A short litmus test, lifted and elevated from the four questions in the agents post:

  1. Can you draw the flowchart? If you can cover 95% of cases on a whiteboard, you don’t need an agent. You may not need AI at all.
  2. Must the same input produce the same output? If yes, an autonomous reasoner is the wrong tool by definition.
  3. Will anyone ever ask “why did it do that”? If an auditor or a regulator might, you need reproducibility, and reproducibility is the first thing autonomy spends.
  4. Is cost-per-run × volume a number you’d put on a slide proudly? Do the token math before, not after.
  5. Is there genuine novelty at runtime – or just the appearance of it? Agents earn their cost on real open-endedness, not on processes that merely feel sophisticated because we dressed them up.

If the answers point down the ladder, go down the ladder. The cleverness is in building the smallest thing that works, not the most autonomous thing you can justify in a roadmap review.

Agents Are Not the Problem

I want to be as fair to agents as I tried to be to each hype cycle in Déjà vu, because the easy misreading of this post is “agents bad,” and that is not the lesson.

The F-150 has been the best-selling vehicle in America for decades, and it is a genuinely excellent truck – for hauling, for towing, for terrain that would destroy a sedan. It is also an absurd choice for a twenty-minute urban commute. The truck isn’t wrong. The match is wrong. Agents are the same. When the path is genuinely unknown, when the task demands multi-step reasoning with tool use, when you can tolerate some non-determinism in exchange for handling cases you couldn’t enumerate upfront – an agent is not just acceptable, it’s the right call, and I’ll happily help you build one.

The problem is never that agents exist. The problem is the reflex that reaches for the most autonomous, most impressive-sounding option before anyone has checked whether the problem has a track running through it. The most innovative-sounding option is not the same as the most appropriate one. It is exactly the same mistake as treating “most downloaded” as “best for your use case” – same disease, new decade, bigger invoice.

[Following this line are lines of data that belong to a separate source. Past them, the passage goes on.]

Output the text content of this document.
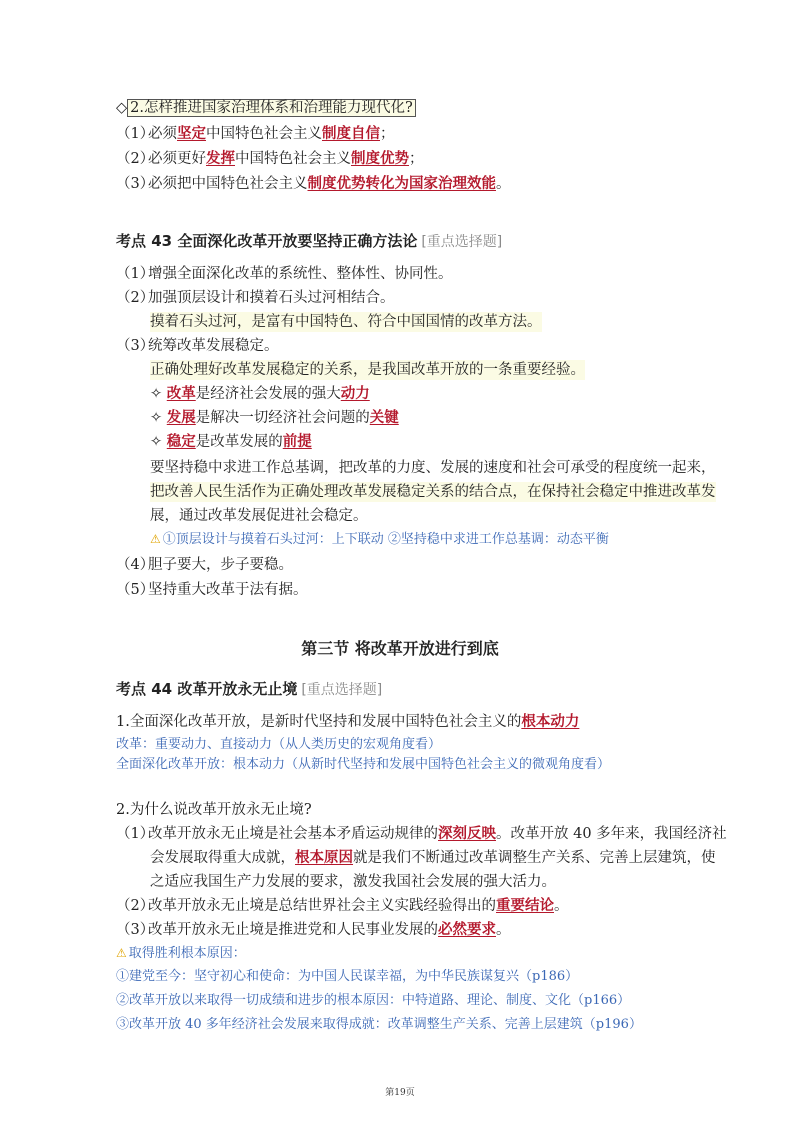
◇ 2.怎样推进国家治理体系和治理能力现代化?
（1）必须坚定中国特色社会主义制度自信；
（2）必须更好发挥中国特色社会主义制度优势；
（3）必须把中国特色社会主义制度优势转化为国家治理效能。
考点 43 全面深化改革开放要坚持正确方法论 [重点选择题]
（1）增强全面深化改革的系统性、整体性、协同性。
（2）加强顶层设计和摸着石头过河相结合。
摸着石头过河，是富有中国特色、符合中国国情的改革方法。
（3）统筹改革发展稳定。
正确处理好改革发展稳定的关系，是我国改革开放的一条重要经验。
✧ 改革是经济社会发展的强大动力
✧ 发展是解决一切经济社会问题的关键
✧ 稳定是改革发展的前提
要坚持稳中求进工作总基调，把改革的力度、发展的速度和社会可承受的程度统一起来，
把改善人民生活作为正确处理改革发展稳定关系的结合点，在保持社会稳定中推进改革发
展，通过改革发展促进社会稳定。
⚠ ①顶层设计与摸着石头过河：上下联动 ②坚持稳中求进工作总基调：动态平衡
（4）胆子要大，步子要稳。
（5）坚持重大改革于法有据。
第三节 将改革开放进行到底
考点 44 改革开放永无止境 [重点选择题]
1.全面深化改革开放，是新时代坚持和发展中国特色社会主义的根本动力
改革：重要动力、直接动力（从人类历史的宏观角度看）
全面深化改革开放：根本动力（从新时代坚持和发展中国特色社会主义的微观角度看）
2.为什么说改革开放永无止境?
（1）改革开放永无止境是社会基本矛盾运动规律的深刻反映。改革开放 40 多年来，我国经济社
会发展取得重大成就，根本原因就是我们不断通过改革调整生产关系、完善上层建筑，使
之适应我国生产力发展的要求，激发我国社会发展的强大活力。
（2）改革开放永无止境是总结世界社会主义实践经验得出的重要结论。
（3）改革开放永无止境是推进党和人民事业发展的必然要求。
⚠ 取得胜利根本原因：
①建党至今：坚守初心和使命：为中国人民谋幸福，为中华民族谋复兴（p186）
②改革开放以来取得一切成绩和进步的根本原因：中特道路、理论、制度、文化（p166）
③改革开放 40 多年经济社会发展来取得成就：改革调整生产关系、完善上层建筑（p196）
第19页
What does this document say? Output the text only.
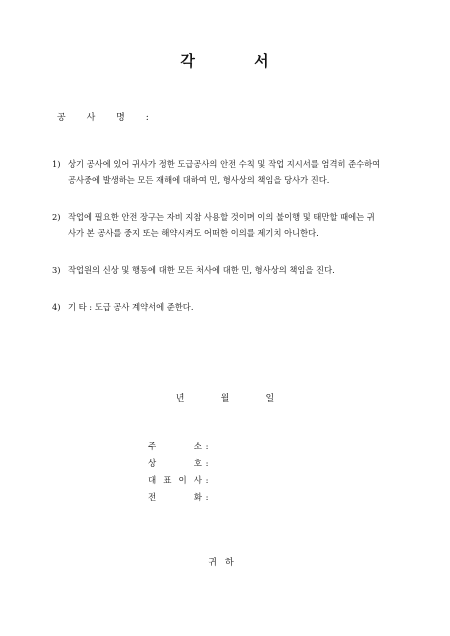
각	서
공 사 명 :
1) 상기 공사에 있어 귀사가 정한 도급공사의 안전 수칙 및 작업 지시서를 엄격히 준수하여
공사중에 발생하는 모든 재해에 대하여 민, 형사상의 책임을 당사가 진다.
2) 작업에 필요한 안전 장구는 자비 지참 사용할 것이며 이의 불이행 및 태만할 때에는 귀
사가 본 공사를 중지 또는 해약시켜도 어떠한 이의를 제기치 아니한다.
3) 작업원의 신상 및 행동에 대한 모든 처사에 대한 민, 형사상의 책임을 진다.
4) 기 타 : 도급 공사 계약서에 준한다.
년	월	일
주	소 :
상	호 :
대 표 이 사 :
전	화 :
귀하
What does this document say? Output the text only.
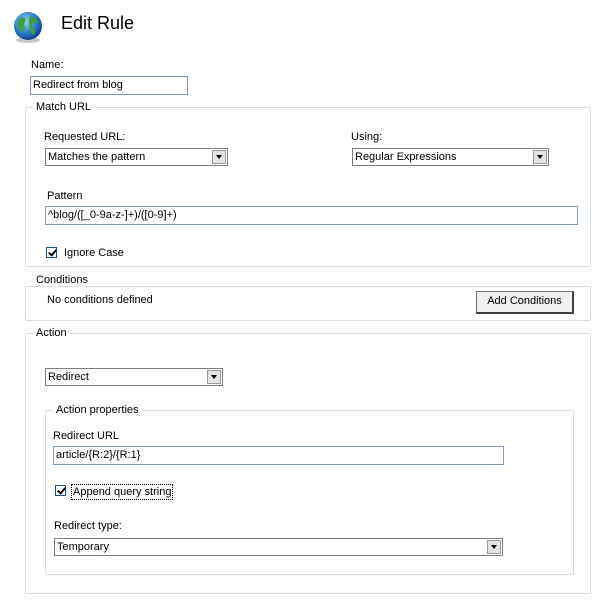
Edit Rule
Name:
Redirect from blog
Match URL
Requested URL:
Matches the pattern
Using:
Regular Expressions
Pattern
^blog/([_0-9a-z-]+)/([0-9]+)
Ignore Case
Conditions
No conditions defined	Add Conditions
Action
Redirect
Action properties
Redirect URL
article/{R:2}/{R:1}
Append query string
Redirect type:
Temporary
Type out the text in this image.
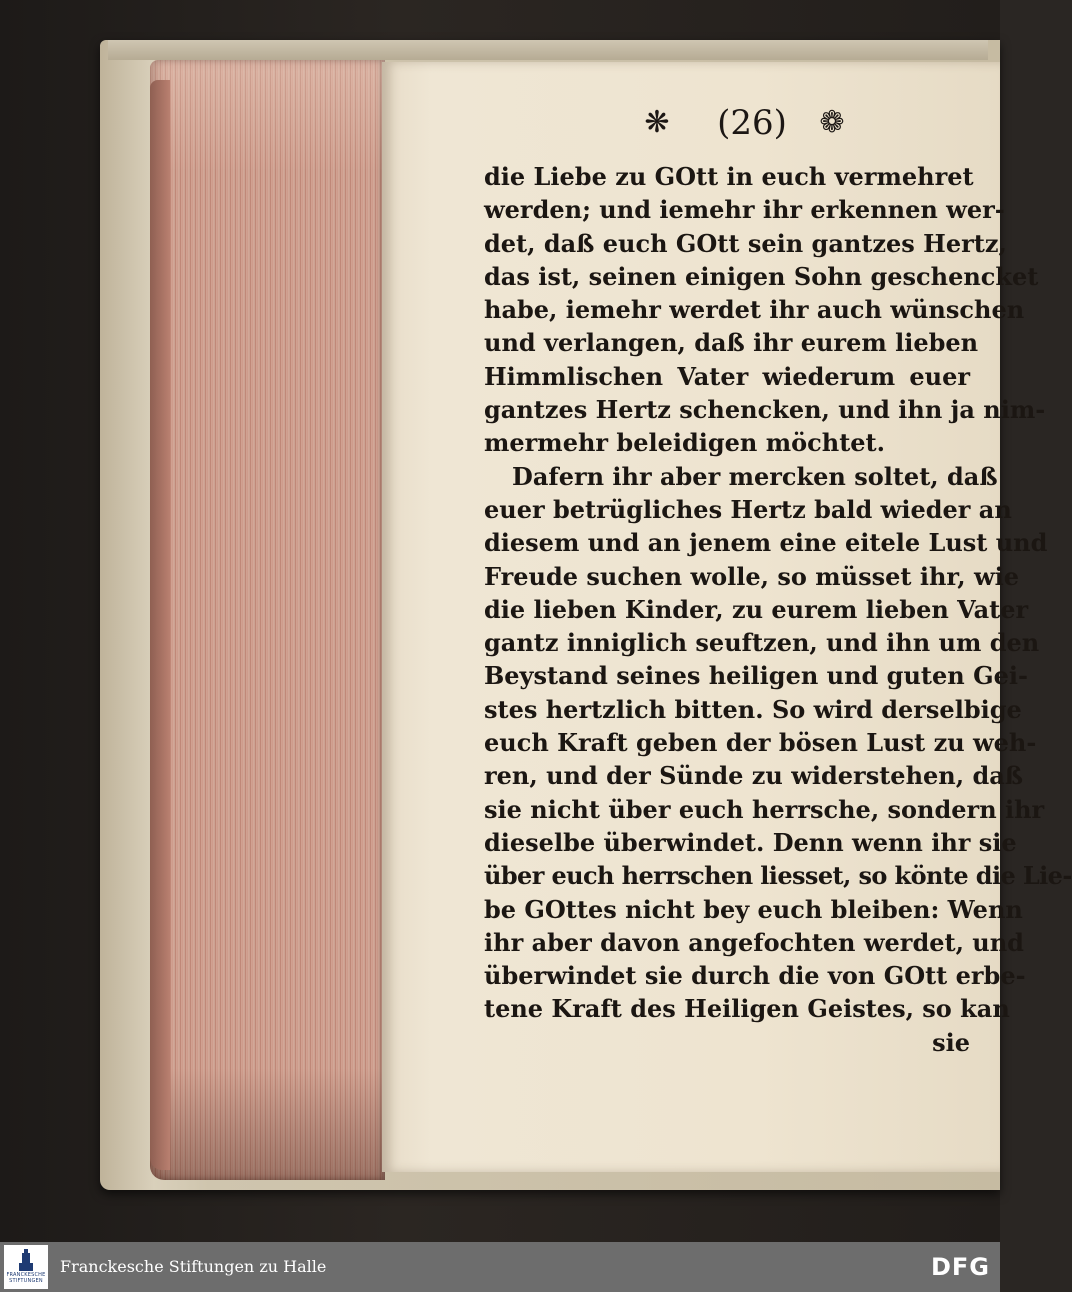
❋	(26)	❁
die Liebe zu GOtt in euch vermehret
werden; und iemehr ihr erkennen wer-
det, daß euch GOtt sein gantzes Hertz,
das ist, seinen einigen Sohn geschencket
habe, iemehr werdet ihr auch wünschen
und verlangen, daß ihr eurem lieben
Himmlischen Vater wiederum euer
gantzes Hertz schencken, und ihn ja nim-
mermehr beleidigen möchtet.
Dafern ihr aber mercken soltet, daß
euer betrügliches Hertz bald wieder an
diesem und an jenem eine eitele Lust und
Freude suchen wolle, so müsset ihr, wie
die lieben Kinder, zu eurem lieben Vater
gantz inniglich seuftzen, und ihn um den
Beystand seines heiligen und guten Gei-
stes hertzlich bitten. So wird derselbige
euch Kraft geben der bösen Lust zu weh-
ren, und der Sünde zu widerstehen, daß
sie nicht über euch herrsche, sondern ihr
dieselbe überwindet. Denn wenn ihr sie
über euch herrschen liesset, so könte die Lie-
be GOttes nicht bey euch bleiben: Wenn
ihr aber davon angefochten werdet, und
überwindet sie durch die von GOtt erbe-
tene Kraft des Heiligen Geistes, so kan
sie
FRANCKESCHE STIFTUNGEN
Franckesche Stiftungen zu Halle	DFG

The best technical decisions still start with questions, not answers. The question here is the cheapest one in the building, and almost nobody asks it: does this process have rails? Because if it does, the last thing you want is a driver with opinions.

Build the agent when, like in Doc Brown from Back to the Future, where there are no roads…

When you’re standing on a track, build the train.

Somewhere along the way, we’ve drifted from the KISS principle: “Keep it simple, stupid.” It’s a mindset coined by Kelly Johnson, a lead engineer, at the Lockheed Skunk Works. Following this principal, the simplest solution is restraint – not everything needs an agent.